Put p = new Put(“testRow”);

//to set the value to row , we would like to update in the row testRow .
//Specify the column family. Column qualifier and value of the table.
//cell we would like to update then the column family must already exist.
//in our table schema the qualifier can be anything
//All must be specified as byte arrays as hbase is all about byte arrays.
p.add(Bytes.toBytes(“littleFamily”),Bytes.toBytes(“littleQualifier”),Bytes.toBytes(“little Value”));
//Once we have updated all the values for Put instance.
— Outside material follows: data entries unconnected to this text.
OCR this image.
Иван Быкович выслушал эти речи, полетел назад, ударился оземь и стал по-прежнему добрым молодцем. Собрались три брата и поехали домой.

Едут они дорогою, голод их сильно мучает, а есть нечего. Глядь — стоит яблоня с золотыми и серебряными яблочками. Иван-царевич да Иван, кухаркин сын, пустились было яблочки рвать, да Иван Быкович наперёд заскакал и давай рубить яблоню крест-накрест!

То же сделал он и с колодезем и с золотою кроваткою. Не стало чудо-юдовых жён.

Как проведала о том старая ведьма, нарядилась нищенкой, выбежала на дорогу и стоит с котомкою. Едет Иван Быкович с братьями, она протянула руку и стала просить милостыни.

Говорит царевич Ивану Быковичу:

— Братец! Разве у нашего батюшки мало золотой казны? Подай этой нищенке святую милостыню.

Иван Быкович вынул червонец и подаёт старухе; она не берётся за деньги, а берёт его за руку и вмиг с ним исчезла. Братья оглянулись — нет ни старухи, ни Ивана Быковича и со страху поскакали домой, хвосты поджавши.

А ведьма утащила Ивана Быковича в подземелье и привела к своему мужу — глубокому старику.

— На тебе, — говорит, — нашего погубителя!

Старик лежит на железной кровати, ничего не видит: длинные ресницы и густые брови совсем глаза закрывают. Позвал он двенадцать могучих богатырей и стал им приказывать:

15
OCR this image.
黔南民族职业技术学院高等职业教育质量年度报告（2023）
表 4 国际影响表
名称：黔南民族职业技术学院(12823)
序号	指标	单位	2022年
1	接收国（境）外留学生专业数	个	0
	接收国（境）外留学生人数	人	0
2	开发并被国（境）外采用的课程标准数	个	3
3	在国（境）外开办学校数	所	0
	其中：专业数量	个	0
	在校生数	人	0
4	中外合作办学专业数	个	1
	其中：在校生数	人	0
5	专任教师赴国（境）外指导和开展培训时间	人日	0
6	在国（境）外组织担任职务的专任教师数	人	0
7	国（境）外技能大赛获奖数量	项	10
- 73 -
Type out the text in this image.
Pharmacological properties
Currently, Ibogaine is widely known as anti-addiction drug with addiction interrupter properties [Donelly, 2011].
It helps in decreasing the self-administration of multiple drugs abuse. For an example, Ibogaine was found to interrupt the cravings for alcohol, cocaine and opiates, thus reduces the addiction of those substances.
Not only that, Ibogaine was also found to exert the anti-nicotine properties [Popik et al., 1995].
Then HTable#put method takes Put instance  //we have building and pushes the change we made into HBase.
table.put(p);
//Now, to retrieve the data which we have just wrote the table;
Get   g = new Get(Bytes.toBytes(“testRow”)
Result   r = table.get(g);
byte [] value = r.getValue(Bytes.toBytes(“littleFamily”),Bytes.toBytes(“littleQualifier”));
String ValueString = Bytes.toString(value);
System.out.println(“GET:”+valueString);
//Some times we don’t know about row name, then we can use the scan to retrieve all the data from //the table
Scan s = new Scan();
s.addColumn(Bytes.toBytes(“littleFamily”), Bytes.toBytes(“littleQualifier”));
ResultScanner scanner = table.getScanner(s);
try{
   for (Result rr = scanner.next();rr!=null;rr=scanner.next()){
    System.out.println(“Found Row record:”+ rr);
  } 
}
finally{
scanner.close();
}
 }
 }

Different ways to load the data into HBase
1. HBase Shell
2. Using Client API
3. Using PIG
4. Using SQOOP

How to load data into HBase using SQOOP?
Sqoop can be used directly import data from RDBMS to HBase.
First we need to install sqoop.
1. Download sqoop http://www.apache.org/dyn/closer.lua/sqoop/1.4.6
2. Untar the Sqoop

tar -xvzf sqoop-1.4.6.bin__hadoop-0.23.tar.gz

3. Go upto bin. then run the executing below command.

sqoop import
               --connector jdbc:mysql://\
                --username  --password 
                --table
                --hbase-table 
                --column-family 
                --hbase-row-key 
                --hbase-create-table

This is how we will work with HBase.
Thank you very much for viewing this post.